In 1957, a bankrupt Oskar Schindler abandoned his wife and returned to Germany, where he died in 1974. Although they never divorced, they never saw each other again. Thirty-seven years after he left, she visited his grave:
At last we meet again... I have received no answer, my dear, I do not know why you abandoned me... But what not even your death or my old age can change is that we are still married, this is how we are before God. I have forgiven you everything, everything..."
Emilie Schindler lived for many years in her small house in San Vicente, 40 kilometres south-west of Buenos Aires in Argentina with her pets. She received a small pension from Israel and Germany. Uniformed Argentinean police were posted 24 hours a day to protect her from anti-Semitic and extremist groups. Here she formed bonds with many of the soldiers.

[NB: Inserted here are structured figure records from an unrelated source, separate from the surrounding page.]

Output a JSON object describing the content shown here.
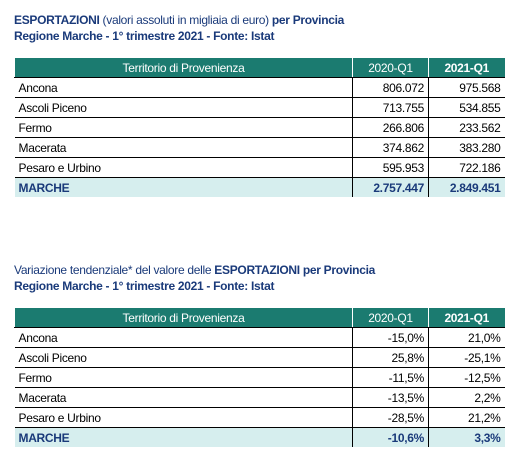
{
  "sections": [
    {
      "title": {
        "line1": [
          {
            "text": "ESPORTAZIONI",
            "bold": true
          },
          {
            "text": " (valori assoluti in migliaia di euro) ",
            "bold": false
          },
          {
            "text": "per Provincia",
            "bold": true
          }
        ],
        "line2": "Regione Marche - 1° trimestre 2021 - Fonte: Istat"
      },
      "table": {
        "header": [
          "Territorio di Provenienza",
          "2020-Q1",
          "2021-Q1"
        ],
        "rows": [
          [
            "Ancona",
            "806.072",
            "975.568"
          ],
          [
            "Ascoli Piceno",
            "713.755",
            "534.855"
          ],
          [
            "Fermo",
            "266.806",
            "233.562"
          ],
          [
            "Macerata",
            "374.862",
            "383.280"
          ],
          [
            "Pesaro e Urbino",
            "595.953",
            "722.186"
          ]
        ],
        "total": [
          "MARCHE",
          "2.757.447",
          "2.849.451"
        ]
      }
    },
    {
      "title": {
        "line1": [
          {
            "text": "Variazione tendenziale* del valore delle ",
            "bold": false
          },
          {
            "text": "ESPORTAZIONI per Provincia",
            "bold": true
          }
        ],
        "line2": "Regione Marche - 1° trimestre 2021 - Fonte: Istat"
      },
      "table": {
        "header": [
          "Territorio di Provenienza",
          "2020-Q1",
          "2021-Q1"
        ],
        "rows": [
          [
            "Ancona",
            "-15,0%",
            "21,0%"
          ],
          [
            "Ascoli Piceno",
            "25,8%",
            "-25,1%"
          ],
          [
            "Fermo",
            "-11,5%",
            "-12,5%"
          ],
          [
            "Macerata",
            "-13,5%",
            "2,2%"
          ],
          [
            "Pesaro e Urbino",
            "-28,5%",
            "21,2%"
          ]
        ],
        "total": [
          "MARCHE",
          "-10,6%",
          "3,3%"
        ]
      }
    }
  ]
}
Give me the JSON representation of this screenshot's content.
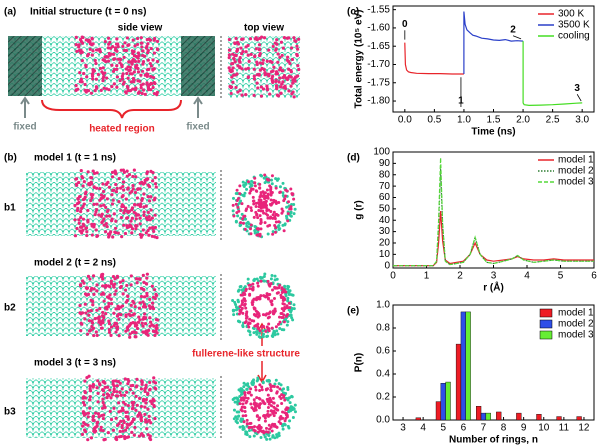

In July 2001, during a visit to Berlin, Emilie Schindler told reporters that it was her "greatest and last wish" to spend her final years in Germany, adding that she had become increasingly homesick. She died from the effects of a stroke in Märkisch-Oderland Hospital, Berlin, on the night of October 5, 2001, at the age of 93 years. Her only relative was a niece in Bavaria. She is buried at the cemetery in Waldkraiburg, Germany, about an hour away from Munich. Her tombstone includes the words, Wer einen Menschen rettet, rettet die Ganze Welt ("Whoever saves one life saves the world entire.").
Emilie Schindler was honored by several Jewish organizations for her efforts during World War II. In May 1994, she received the Righteous Among the Nations award from Yad Vashem, along with Miep Gies, the woman who hid Anne Frank and her family in the Netherlands during the war. In 1995, she was decorated with the Order of May, the highest honor given to foreigners who are not heads of state in Argentina.
Her life inspired Erika Rosenberg's book Ich, Emilie Schindler, (Herbig, 2001 ISBN 377662230X).